Je suis né en Nouvelle-Calédonie, j’y ai suivi mon cursus scolaire jusqu’à la fin de ma prépa’, au lycée Jules Garnier, à Nouméa. Je suis ensuite parti intégrer une école d’ingénieur à Paris. En parallèle de mes études, je donnais des cours particuliers de mathématiques et c’est cette activité qui m’a amené à créer une application pour aider les élèves dans leurs apprentissages mais aussi les professeurs.

L’application a d’ailleurs été le sujet de mon projet de fin d’étude. Pendant un semestre, l’école nous pousse à réaliser un stage ou un projet : le mien était tout trouvé et ces semaines m’ont permis de m’y consacrer pleinement. Pour cela, pas besoin d’être à Paris ! Je suis donc rentré quelques mois sur le territoire pour développer ce projet.
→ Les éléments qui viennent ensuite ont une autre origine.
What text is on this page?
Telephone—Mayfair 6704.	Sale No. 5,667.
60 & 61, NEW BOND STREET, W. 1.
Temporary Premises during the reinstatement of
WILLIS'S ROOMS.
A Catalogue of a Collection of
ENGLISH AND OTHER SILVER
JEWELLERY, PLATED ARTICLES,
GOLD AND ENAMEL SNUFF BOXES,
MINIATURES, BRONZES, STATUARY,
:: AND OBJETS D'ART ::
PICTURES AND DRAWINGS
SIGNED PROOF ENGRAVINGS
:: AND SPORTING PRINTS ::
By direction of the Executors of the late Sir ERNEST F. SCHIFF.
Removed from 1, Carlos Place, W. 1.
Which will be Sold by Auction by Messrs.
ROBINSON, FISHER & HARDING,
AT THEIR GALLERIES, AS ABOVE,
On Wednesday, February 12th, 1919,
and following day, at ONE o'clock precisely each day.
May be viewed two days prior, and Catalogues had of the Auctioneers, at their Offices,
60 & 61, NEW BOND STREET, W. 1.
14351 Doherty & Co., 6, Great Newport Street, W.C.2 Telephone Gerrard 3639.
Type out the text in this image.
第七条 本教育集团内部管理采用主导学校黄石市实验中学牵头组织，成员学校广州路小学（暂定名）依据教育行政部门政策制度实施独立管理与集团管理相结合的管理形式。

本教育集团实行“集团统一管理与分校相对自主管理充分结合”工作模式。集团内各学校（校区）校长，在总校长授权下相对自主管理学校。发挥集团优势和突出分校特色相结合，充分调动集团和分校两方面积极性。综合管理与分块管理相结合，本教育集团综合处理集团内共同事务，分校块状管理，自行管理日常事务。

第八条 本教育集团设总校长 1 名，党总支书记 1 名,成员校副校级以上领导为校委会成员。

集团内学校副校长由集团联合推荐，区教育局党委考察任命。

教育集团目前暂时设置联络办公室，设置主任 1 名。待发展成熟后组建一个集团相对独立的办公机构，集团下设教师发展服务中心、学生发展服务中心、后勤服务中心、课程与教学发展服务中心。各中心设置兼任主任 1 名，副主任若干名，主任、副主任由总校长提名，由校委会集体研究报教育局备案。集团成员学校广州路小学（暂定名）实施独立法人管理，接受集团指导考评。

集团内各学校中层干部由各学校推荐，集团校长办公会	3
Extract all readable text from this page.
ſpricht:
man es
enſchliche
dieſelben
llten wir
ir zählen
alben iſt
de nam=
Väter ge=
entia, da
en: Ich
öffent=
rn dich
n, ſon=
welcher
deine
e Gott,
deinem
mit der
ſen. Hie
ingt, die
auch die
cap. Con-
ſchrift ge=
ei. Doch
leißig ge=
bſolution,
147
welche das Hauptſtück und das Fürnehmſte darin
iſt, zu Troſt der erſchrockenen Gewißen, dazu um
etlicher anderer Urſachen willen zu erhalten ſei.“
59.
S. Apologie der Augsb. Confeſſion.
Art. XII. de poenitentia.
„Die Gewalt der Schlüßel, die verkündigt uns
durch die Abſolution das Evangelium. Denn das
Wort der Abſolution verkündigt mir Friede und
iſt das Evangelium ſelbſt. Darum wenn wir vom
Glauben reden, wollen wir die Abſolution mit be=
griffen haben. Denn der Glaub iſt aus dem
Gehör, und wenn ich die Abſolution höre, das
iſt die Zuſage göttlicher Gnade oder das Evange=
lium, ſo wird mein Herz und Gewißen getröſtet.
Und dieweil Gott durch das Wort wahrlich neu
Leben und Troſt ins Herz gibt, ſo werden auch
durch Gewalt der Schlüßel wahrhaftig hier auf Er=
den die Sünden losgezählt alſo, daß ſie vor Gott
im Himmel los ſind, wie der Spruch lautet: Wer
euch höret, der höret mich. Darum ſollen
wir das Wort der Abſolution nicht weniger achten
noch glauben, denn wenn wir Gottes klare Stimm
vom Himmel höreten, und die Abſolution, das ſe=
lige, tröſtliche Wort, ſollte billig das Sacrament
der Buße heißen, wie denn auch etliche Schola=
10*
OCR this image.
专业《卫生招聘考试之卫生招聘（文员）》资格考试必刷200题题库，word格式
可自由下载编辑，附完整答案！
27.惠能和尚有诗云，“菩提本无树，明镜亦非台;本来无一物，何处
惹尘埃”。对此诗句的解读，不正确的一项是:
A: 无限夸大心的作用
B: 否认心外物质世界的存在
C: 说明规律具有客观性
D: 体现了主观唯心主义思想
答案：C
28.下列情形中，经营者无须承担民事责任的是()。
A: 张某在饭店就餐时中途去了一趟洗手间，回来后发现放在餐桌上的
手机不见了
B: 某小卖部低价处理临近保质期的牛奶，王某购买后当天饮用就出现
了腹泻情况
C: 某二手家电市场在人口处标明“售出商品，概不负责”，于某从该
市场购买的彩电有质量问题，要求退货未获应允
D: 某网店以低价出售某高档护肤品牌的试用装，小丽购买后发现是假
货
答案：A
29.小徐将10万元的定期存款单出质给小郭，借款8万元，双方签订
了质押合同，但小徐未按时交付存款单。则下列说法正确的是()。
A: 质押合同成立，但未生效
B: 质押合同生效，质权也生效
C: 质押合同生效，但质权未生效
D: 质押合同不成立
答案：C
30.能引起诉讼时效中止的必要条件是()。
Au moment d’obtenir mon diplôme, il a fallu faire un choix vis-à-vis du futur de cette application : m’y consacrer pleinement en allant chercher des subventions ou le continuer en parallèle d’un autre travail. Comme il faut bien payer son loyer, j’ai choisi de poser une candidature spontanée dans une entreprise de formation aux métiers qui touchent à la data science : Datascientest. Située à la Défense, c’est une entreprise qui a connu une hyper-croissance et j’ai y été recruté très rapidement. Je n’avais pas encore passé mes partiels de fin d’étude que j’étais déjà développeur chez eux ! J’ai ainsi pu voir les pratiques qu’ils avaient mis en place pour connaître cette croissance et m’en inspirer largement. Le cadre était très stimulant puisque j’étais entouré de « pointures » de l’univers du développement. Travailler avec eux m’a permis d’en apprendre beaucoup sur la partie opérationnelle, data, développement et de comprendre que c’était une filière porteuse sur le marché du travail.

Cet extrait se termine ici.